Author: Amy Harmon
Publication: November 27, 2014
Amazon | Barnes & Noble | Goodreads
If I tell you right up front, right in the beginning that I lost him, it will be easier for you to bear. You will know it’s coming, and it will hurt. But you’ll be able to prepare.
Someone found him in a laundry basket at the Quick Wash, wrapped in a towel, a few hours old and close to death. They called him Baby Moses when they shared his story on the ten o’clock news – the little baby left in a basket at a dingy Laundromat, born to a crack addict and expected to have all sorts of problems. I imagined the crack baby, Moses, having a giant crack that ran down his body, like he’d been broken at birth. I knew that wasn’t what the term meant, but the image stuck in my mind. Maybe the fact that he was broken drew me to him from the start.
It all happened before I was born, and by the time I met Moses and my mom told me all about him, the story was old news and nobody wanted anything to do with him. People love babies, even sick babies. Even crack babies. But babies grow up to be kids, and kids grow up to be teenagers. Nobody wants a messed up teenager.
And Moses was messed up. Moses was a law unto himself. But he was also strange and exotic and beautiful. To be with him would change my life in ways I could never have imagined. Maybe I should have stayed away. Maybe I should have listened. My mother warned me. Even Moses warned me. But I didn’t stay away.
And so begins a story of pain and promise, of heartache and healing, of life and death. A story of before and after, of new beginnings and never-endings. But most of all...a love story
*Purchased on Amazon*OMG, that was so good!
This was not the story I was expecting, IT WAS BETTER. Not knowing exactly what was going on inside Moses' head was equal parts intrigue and heartache. Like Georgia, I wanted to hug all of his hurt away. Hers as well.

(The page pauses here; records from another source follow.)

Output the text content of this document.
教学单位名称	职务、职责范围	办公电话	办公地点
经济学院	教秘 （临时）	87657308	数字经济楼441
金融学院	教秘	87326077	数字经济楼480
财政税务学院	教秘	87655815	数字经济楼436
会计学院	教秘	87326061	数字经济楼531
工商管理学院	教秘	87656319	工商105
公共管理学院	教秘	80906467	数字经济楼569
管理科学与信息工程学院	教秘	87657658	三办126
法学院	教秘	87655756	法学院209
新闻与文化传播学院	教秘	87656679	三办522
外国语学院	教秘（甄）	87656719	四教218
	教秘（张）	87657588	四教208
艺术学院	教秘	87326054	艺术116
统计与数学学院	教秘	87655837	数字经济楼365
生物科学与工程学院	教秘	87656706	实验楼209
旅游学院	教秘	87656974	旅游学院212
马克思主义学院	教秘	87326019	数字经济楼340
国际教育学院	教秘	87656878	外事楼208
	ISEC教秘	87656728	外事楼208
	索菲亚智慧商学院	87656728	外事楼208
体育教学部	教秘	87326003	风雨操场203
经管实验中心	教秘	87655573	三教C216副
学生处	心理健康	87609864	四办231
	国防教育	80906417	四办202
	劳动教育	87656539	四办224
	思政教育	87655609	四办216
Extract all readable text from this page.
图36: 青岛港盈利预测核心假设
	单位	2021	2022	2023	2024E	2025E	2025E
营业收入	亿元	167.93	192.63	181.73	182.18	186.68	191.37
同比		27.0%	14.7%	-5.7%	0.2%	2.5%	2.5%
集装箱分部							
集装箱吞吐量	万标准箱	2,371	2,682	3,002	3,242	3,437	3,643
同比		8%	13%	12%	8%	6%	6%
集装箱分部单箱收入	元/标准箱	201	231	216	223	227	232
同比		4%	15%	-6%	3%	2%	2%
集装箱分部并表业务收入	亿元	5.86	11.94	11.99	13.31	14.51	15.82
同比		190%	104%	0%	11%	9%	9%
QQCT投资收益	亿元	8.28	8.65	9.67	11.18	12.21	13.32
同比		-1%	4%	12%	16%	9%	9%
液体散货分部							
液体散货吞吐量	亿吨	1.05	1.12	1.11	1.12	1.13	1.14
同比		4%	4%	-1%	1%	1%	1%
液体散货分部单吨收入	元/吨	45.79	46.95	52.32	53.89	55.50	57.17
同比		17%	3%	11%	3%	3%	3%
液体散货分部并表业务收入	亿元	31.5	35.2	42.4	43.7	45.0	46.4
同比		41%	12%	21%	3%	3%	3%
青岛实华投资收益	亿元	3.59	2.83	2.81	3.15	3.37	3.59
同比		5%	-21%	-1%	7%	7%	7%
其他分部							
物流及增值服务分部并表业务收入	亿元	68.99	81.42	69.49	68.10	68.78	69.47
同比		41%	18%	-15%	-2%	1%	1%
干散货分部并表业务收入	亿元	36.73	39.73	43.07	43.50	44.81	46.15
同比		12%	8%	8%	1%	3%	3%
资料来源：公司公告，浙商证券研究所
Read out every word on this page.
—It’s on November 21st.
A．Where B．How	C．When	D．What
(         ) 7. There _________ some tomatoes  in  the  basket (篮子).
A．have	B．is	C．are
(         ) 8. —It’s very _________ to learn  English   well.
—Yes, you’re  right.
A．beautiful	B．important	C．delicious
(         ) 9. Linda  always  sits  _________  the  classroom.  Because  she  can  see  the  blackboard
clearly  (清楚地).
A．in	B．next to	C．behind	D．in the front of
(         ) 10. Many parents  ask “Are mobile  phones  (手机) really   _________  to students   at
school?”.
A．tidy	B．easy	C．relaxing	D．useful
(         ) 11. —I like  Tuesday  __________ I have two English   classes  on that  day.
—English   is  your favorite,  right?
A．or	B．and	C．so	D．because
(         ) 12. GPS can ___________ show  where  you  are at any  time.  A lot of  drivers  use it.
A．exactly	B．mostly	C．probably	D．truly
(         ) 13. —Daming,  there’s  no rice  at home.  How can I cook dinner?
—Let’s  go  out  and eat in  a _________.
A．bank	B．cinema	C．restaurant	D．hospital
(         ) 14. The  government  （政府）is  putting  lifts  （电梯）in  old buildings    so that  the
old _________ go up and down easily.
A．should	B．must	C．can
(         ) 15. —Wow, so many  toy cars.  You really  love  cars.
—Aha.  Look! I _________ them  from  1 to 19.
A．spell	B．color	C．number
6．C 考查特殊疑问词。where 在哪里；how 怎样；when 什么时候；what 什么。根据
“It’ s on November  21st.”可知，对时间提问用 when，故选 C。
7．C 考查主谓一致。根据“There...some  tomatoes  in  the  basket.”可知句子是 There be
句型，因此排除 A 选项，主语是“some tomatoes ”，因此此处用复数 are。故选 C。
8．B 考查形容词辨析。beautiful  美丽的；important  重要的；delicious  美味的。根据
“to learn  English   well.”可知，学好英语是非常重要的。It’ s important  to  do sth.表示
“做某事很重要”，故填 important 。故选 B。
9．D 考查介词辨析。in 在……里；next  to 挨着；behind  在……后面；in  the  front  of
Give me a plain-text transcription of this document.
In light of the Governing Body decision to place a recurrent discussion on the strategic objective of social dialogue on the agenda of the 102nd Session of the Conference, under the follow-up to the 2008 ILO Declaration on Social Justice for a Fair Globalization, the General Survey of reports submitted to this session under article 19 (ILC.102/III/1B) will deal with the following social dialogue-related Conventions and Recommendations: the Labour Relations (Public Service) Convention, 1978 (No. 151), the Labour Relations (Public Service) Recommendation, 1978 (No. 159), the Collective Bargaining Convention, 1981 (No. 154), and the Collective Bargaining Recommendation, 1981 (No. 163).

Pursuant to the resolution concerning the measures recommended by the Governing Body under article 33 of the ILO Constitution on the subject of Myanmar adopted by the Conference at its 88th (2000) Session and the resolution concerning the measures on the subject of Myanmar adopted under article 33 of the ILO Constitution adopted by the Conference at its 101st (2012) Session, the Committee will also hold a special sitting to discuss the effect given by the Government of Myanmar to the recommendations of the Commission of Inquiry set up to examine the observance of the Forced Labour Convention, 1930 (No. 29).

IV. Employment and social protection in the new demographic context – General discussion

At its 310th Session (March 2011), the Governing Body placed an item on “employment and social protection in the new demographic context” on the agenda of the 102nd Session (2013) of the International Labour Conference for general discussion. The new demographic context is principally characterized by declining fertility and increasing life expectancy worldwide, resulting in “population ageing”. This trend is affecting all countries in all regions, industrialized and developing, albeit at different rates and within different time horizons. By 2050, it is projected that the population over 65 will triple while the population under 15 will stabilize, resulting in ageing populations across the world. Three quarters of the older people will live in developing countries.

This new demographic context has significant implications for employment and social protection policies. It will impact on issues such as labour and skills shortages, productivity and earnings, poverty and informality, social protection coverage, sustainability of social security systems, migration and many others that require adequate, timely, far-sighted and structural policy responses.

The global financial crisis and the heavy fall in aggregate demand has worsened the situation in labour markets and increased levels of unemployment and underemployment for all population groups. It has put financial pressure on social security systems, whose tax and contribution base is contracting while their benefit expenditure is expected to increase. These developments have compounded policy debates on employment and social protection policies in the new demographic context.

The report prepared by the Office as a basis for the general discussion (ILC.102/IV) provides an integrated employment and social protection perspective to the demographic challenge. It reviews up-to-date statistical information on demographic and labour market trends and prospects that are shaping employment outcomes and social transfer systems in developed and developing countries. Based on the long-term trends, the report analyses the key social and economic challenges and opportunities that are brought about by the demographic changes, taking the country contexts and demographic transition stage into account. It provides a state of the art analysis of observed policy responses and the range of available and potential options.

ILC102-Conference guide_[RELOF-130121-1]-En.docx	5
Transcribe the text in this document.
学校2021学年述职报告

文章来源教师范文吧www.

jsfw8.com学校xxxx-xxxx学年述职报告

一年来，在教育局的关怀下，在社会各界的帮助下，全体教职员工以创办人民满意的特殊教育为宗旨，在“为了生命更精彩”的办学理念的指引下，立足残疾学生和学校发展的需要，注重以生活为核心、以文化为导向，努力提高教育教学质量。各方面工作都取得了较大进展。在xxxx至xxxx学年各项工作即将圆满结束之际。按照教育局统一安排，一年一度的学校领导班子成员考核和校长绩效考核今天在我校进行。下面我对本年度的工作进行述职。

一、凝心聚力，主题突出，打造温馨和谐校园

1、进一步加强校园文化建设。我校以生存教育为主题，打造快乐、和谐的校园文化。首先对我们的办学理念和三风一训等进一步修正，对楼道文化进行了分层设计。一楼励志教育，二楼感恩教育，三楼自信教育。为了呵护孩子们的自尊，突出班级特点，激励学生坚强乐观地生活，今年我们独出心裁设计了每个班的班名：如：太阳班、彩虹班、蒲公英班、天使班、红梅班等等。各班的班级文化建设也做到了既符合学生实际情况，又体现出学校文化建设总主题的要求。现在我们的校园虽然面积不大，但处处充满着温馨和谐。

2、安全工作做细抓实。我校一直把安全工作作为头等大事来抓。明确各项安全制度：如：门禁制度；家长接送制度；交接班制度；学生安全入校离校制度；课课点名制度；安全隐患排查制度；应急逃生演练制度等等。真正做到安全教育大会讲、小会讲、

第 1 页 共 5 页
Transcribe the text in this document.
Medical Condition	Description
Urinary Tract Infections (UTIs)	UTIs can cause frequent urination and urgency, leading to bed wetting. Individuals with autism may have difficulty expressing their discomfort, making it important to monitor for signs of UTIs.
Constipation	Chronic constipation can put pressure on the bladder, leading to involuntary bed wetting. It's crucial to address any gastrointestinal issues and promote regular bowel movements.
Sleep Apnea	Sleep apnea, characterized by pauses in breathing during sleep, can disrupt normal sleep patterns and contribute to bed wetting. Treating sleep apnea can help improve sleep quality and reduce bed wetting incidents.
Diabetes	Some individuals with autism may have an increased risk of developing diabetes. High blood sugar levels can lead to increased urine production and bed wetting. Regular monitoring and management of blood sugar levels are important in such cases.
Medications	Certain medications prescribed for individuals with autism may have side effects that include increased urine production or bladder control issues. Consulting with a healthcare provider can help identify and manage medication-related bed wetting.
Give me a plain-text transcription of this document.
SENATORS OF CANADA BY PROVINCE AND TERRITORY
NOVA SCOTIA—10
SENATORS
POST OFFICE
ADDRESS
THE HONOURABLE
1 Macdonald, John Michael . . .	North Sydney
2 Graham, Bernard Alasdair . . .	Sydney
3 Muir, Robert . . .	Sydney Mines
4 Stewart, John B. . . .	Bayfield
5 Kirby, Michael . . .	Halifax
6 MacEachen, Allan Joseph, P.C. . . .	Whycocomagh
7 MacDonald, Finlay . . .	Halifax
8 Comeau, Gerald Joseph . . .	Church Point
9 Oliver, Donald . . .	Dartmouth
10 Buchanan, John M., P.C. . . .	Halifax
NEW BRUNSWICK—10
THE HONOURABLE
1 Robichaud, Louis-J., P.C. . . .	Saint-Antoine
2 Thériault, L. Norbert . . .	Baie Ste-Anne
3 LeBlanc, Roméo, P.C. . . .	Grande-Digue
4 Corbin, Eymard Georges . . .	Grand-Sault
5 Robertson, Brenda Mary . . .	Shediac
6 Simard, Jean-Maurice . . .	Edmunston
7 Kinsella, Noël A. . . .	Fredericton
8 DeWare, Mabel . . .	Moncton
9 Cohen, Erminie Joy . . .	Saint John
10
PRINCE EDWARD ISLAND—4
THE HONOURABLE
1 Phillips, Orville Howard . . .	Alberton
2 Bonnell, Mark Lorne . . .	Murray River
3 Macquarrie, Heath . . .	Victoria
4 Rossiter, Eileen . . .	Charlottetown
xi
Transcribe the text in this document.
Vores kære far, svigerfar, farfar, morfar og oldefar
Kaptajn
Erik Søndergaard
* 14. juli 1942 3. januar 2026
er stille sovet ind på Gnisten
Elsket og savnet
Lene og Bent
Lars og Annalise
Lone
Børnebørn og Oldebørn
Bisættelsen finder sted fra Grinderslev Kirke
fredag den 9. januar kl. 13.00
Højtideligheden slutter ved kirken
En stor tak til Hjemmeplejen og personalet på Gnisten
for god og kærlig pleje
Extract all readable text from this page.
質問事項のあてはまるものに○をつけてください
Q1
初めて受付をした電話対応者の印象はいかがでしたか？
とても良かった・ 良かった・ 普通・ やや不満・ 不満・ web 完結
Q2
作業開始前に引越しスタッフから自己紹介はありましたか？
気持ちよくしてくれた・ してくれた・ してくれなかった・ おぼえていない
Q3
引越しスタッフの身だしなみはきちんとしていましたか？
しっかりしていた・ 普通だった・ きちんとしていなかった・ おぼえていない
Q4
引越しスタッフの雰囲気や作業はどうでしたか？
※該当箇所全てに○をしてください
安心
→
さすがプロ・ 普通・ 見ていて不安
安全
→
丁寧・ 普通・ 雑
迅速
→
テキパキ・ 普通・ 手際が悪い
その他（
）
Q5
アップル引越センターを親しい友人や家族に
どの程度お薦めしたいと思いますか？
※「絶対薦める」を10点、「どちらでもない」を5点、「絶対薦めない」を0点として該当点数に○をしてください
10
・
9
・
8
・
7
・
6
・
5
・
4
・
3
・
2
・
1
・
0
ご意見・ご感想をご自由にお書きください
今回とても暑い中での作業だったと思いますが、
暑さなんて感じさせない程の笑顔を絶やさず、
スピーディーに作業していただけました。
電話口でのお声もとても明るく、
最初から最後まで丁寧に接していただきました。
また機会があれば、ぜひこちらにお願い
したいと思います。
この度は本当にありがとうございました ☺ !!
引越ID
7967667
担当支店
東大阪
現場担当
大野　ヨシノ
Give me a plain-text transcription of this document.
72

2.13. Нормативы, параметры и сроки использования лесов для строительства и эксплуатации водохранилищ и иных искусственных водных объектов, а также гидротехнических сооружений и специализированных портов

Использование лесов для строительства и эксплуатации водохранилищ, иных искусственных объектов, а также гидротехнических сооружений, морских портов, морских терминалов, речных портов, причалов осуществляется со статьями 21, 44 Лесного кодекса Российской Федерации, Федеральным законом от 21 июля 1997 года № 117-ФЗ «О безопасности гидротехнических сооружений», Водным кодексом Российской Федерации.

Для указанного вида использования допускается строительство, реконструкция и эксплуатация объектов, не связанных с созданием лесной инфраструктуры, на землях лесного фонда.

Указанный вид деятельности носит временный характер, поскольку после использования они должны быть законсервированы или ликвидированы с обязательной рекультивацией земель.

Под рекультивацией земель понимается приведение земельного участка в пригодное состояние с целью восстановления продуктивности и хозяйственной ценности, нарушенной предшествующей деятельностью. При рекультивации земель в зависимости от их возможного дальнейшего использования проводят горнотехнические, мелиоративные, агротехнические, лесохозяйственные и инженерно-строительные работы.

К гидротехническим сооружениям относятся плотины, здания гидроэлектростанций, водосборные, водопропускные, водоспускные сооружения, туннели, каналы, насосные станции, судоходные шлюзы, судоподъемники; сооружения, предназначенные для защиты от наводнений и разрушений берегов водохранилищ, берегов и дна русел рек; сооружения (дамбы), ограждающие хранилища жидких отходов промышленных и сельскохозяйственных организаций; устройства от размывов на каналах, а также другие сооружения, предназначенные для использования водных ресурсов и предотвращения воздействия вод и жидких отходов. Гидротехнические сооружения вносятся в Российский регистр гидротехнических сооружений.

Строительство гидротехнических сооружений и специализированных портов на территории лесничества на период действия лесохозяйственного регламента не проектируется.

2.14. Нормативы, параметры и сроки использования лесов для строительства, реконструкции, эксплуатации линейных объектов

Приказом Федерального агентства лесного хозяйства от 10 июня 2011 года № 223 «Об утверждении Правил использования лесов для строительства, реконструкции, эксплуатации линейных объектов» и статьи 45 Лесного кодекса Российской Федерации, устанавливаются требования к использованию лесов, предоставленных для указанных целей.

And watching their relationship unfold, fall apart and come back together again was heart-wrenching, but I LOVED IT.
Moses had a crap start to life, a difficult time adjusting and an even harder time believing there was any good inside of him at all. Georgia was the first person not related to him to see him for who he really was. And she also helped Moses understand good can be found no matter how bad life seems. You just have to focus on it.
It's silly to say this is a "religious" book simply because the story of Moses, one just about everyone has heard at least once in their life, was used as the backdrop. There is no preaching at, converting or alter calls here. Only a story about love, forgiveness, healing and acceptance.
It's also a little ridiculous to be upset about there being a paranormal aspect. It's a work of fiction--a good one---that reminds us the world we live in is full of color and life, both of which should be celebrated and enjoyed.